French Oratorian scholar; b. Blois, 1606; d. Saint-Magloire, Nov. 14, 1661. Vignier, the son of a Calvinist minister, became a lawyer. While doing historical research, he met the bishop of Orléans, who occasioned his conversion to Catholicism. He joined the Bérullian Oratory at Blois (1630) and became a priest. He studied Greek, Hebrew, and Scripture, and also genealogy and numismatics. From 1648 he taught at the seminary at Saint-Magloire. He published the Véritable Origine des Maisons d'Alsace, de Lorraine, et d'Autriche (Paris 1649), a relevant contribution to the complex dynastic politics of the period. He edited (1654) St. Augustine's Contra Julianum, Opus Imperfectum (a second treatise against Julian; four of the six books hitherto unpublished).

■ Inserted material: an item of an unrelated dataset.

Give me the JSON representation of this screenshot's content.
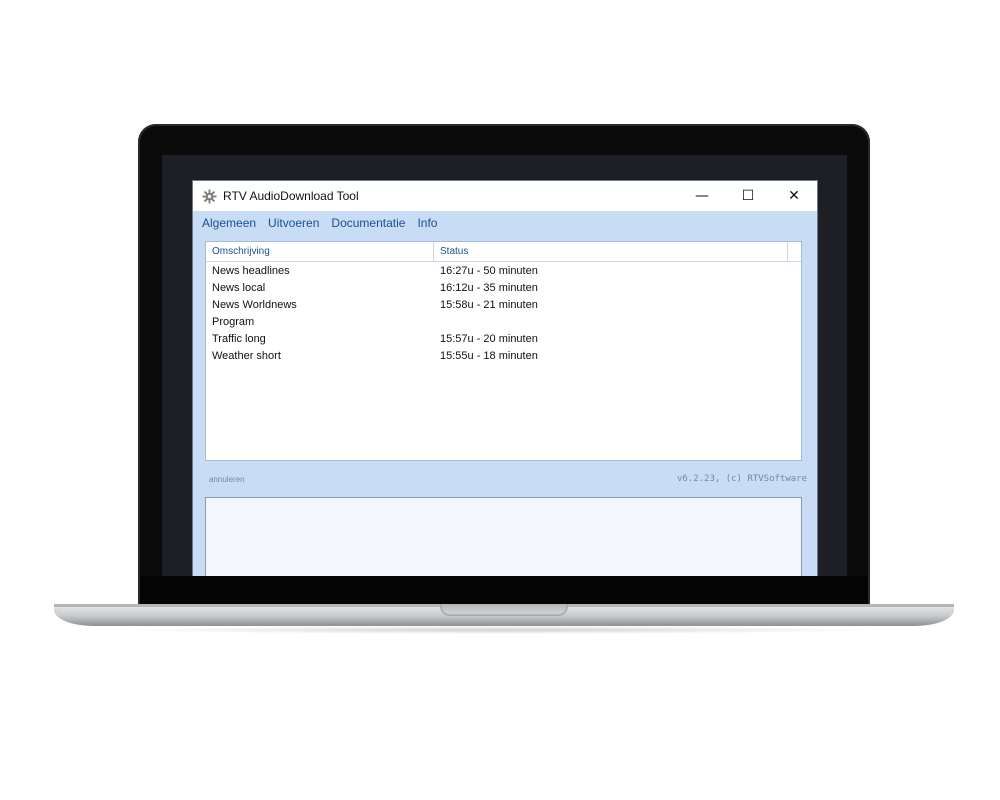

Relationships between this and Cornelius Otto jansen's Augustinus caused some to allege the books were spurious, thus delaying publication for a time. Friendship with Cardinal Jean de retz brought Vignier into political disgrace, and he had to hide in the house of the bishop of Châlons until the cardinal was reconciled to the court. Vignier then resumed work at Saint-Magloire, but he died soon afterward. His Endiatessaron, Histoire et Harmonie de l'Evangile (Paris 1662), the best concordance then available, did not appear until after his death.

Bibliography: h. hurter, Nomenclator literarius theologiae catholicae, 5 v. in 6 (3d ed. Innsbruck 19031913); v.1 (4th ed.1926) 1:461. h. rahner, Lexikon für Theologie und Kirche, ed. m. buchberger, 10 v. (Freiburg 193038) 10:611.